Minha mensagem de hoje recebi por E-mail de minha amiga Lucia Helena Araújo de Paula, achei lindo e quero compartilhar com vocês.
PERDAS & GANHOS
® Lílian Maial
Não! Não é resenha do livro de Lya Luft, embora a companheira saiba muito tanto de perdas, quanto de ganhos.
Divago aqui sobre os ganhos ao longo da vida, o que se vai conquistando a cada dia sem perceber, como a capacidade de enxergar, ouvir, cheirar, tocar, sorrir, amar. Isso é dádiva!

Não costumamos enumerar, por dia, o “quantum” de ganhos, somente as perdas. Não temos o hábito de agradecer o fim dos dias inteiros e vivos. Deveríamos, porque muitos não terminam.
Quantos de nós reparamos em nós mesmos, em nossos companheiros, nossos filhos em detalhes? Quantas vezes os observamos num dia, os abraçamos de verdade, mas aquela verdade de quem teme perder?
No entanto, por haver tantos e infindáveis ganhos diários, não vamos percebendo o que se ganhou naquele dia especificamente, o quanto nos foi permitido usufruir o ganho. Até que começamos a perder.
Não temos direitos sobre o que nos é dado receber, que não o de usufruir enquanto os temos. Mas isso, só descobrimos quando perdemos.
Ganhamos o carinho dos pais, a comida, o abrigo.
Ganhamos instrução, brincadeiras, conhecimento. Ganhamos corpo, prazer, amor. Ganhamos ambição, a luta para construir um futuro, ganhamos um cônjuge. Ganhamos casa, carreira, filhos.
Ganhamos status, amigos, alguns desafetos, beleza, poder.

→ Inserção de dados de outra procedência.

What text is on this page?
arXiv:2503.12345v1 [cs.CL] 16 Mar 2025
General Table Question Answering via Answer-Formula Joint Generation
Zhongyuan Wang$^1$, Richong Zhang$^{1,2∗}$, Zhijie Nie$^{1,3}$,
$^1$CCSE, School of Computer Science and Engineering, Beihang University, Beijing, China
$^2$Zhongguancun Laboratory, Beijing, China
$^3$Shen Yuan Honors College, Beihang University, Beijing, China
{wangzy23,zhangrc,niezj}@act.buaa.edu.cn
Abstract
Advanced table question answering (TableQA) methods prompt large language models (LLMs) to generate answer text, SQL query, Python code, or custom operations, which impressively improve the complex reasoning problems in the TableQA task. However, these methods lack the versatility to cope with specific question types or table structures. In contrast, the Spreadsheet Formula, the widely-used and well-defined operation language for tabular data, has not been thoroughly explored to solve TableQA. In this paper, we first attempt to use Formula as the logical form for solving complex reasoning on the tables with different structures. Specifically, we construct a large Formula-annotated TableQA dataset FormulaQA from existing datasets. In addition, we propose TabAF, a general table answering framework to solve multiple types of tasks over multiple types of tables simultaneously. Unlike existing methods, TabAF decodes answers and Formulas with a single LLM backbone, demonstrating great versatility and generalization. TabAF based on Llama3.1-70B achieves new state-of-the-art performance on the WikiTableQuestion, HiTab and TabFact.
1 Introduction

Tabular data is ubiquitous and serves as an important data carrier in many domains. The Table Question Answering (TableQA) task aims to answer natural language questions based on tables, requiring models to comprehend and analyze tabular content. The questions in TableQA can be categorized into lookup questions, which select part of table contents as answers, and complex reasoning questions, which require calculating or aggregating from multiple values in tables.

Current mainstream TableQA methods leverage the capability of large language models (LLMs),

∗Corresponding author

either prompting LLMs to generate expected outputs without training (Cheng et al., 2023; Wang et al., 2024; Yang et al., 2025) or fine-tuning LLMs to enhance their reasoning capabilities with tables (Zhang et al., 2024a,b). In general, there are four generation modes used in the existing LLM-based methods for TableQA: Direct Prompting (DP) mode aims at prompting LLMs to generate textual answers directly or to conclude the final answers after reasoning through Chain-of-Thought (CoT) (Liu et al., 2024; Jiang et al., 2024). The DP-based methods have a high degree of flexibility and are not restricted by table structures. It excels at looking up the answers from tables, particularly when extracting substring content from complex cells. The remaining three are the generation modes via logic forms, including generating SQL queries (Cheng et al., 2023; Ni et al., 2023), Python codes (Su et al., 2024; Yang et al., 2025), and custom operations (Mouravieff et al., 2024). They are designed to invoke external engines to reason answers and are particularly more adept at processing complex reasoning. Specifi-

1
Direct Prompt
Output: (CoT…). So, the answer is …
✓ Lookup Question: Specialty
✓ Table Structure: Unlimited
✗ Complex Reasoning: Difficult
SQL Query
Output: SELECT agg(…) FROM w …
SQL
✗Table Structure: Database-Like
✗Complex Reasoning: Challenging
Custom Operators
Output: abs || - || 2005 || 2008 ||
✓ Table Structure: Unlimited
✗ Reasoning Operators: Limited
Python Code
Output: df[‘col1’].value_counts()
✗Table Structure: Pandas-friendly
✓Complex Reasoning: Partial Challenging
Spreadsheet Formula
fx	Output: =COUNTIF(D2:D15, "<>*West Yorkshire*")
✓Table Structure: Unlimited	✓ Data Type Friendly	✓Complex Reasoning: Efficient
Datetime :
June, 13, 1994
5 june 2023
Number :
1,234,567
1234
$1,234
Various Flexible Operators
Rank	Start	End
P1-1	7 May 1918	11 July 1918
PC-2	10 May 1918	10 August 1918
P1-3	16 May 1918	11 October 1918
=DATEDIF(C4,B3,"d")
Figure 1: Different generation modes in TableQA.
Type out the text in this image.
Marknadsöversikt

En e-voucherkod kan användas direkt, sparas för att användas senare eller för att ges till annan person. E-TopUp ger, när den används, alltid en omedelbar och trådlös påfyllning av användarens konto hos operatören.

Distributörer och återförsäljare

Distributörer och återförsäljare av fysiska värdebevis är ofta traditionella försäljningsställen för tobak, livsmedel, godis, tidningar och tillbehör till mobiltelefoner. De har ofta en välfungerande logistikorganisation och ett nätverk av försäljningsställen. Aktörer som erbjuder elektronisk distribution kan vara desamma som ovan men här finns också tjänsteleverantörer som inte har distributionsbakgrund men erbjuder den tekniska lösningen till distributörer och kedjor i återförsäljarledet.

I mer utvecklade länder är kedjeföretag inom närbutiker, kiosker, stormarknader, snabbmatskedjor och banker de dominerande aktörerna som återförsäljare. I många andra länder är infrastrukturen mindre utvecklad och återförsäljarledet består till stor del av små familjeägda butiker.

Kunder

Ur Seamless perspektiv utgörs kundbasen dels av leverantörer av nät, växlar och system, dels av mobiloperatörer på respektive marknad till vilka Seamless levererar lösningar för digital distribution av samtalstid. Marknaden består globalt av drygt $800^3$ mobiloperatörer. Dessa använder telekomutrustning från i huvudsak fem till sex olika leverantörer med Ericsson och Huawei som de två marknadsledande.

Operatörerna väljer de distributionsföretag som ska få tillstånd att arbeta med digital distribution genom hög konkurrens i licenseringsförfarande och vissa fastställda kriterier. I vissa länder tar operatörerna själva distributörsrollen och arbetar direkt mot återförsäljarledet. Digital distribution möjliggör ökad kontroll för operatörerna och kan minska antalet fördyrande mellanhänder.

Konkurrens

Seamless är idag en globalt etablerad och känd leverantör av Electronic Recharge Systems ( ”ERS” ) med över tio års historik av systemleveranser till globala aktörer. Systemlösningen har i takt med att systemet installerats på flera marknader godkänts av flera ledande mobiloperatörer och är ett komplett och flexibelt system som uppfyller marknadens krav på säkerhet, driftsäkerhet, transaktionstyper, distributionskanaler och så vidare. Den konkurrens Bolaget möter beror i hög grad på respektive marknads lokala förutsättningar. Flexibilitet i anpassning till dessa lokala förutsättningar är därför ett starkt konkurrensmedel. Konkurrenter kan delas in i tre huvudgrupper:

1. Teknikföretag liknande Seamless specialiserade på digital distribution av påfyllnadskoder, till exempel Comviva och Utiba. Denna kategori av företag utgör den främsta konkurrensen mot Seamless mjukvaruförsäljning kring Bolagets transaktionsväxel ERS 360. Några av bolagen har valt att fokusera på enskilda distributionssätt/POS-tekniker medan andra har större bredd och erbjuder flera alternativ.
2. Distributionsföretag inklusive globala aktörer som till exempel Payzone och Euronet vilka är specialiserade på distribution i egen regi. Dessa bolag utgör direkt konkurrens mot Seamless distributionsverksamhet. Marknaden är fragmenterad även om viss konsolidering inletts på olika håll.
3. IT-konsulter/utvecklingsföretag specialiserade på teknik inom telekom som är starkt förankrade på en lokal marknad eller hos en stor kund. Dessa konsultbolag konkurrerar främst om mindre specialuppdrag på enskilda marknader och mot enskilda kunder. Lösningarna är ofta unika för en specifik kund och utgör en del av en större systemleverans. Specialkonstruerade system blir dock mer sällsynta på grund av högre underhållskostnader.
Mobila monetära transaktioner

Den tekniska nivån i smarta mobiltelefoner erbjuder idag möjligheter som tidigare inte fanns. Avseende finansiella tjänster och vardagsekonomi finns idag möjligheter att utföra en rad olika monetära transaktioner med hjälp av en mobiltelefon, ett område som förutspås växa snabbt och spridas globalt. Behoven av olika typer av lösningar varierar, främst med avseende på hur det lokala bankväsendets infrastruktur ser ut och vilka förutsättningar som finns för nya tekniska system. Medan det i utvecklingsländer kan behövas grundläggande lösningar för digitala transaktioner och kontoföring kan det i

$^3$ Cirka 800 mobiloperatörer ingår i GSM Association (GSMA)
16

Até que vem a primeira perda, que pode ser um emprego, um cargo, um parente, um dente, um ovário, um seio, o cabelo, o cônjuge.
Não estamos definitivamente preparados para as perdas, e não fazemos nada quanto a isso.
Tento estabelecer um equilíbrio entre perdas e ganhos, e fazer um balanço sincero no interior, determinar prioridades, cumprir metas.
Eu quero ser feliz. Essa é a minha meta. E não é ser feliz lá longe, amanhã, num futuro que não sei. É o hoje, o agora, e com o que eu tenho e posso.
Não adianta atribuir a riquezas e mordomias a minha felicidade, quando sei que minha vida é restrita ao que faço, ao que sou e aos que amo. E é aí, nessas simples e aparentemente pequenas coisas, que está a minha felicidade.
Hoje não troco um longo e delicioso abraço de um filho, recostado comigo no sofá, por programa nenhum.
Não busco nas amizades fúteis o significado do bem estar interior, nem em braços estranhos a razão do meu sorriso. Não!
Minha alegria sempre esteve e ainda está, mais do que nunca, no calor que emana do sol, no frescor que me vem com a chuva (e seu indefectível cheiro de mato molhado), nas águas do mar a me fazerem cócegas nos pés, nas asas de uma borboleta livre a me transportar para florestas imaginárias de cores surreais, no desabrochar das flores da minha varandinha, no inconfundível e absolutamente identificável cheirinho azedinho-doce das "nuquinhas" dos meus filhos, na confiança e certeza do olhar do amor, e na palavra e nos versos da poesia que me escrevo, na minha liberdade interior de pensar e acreditar.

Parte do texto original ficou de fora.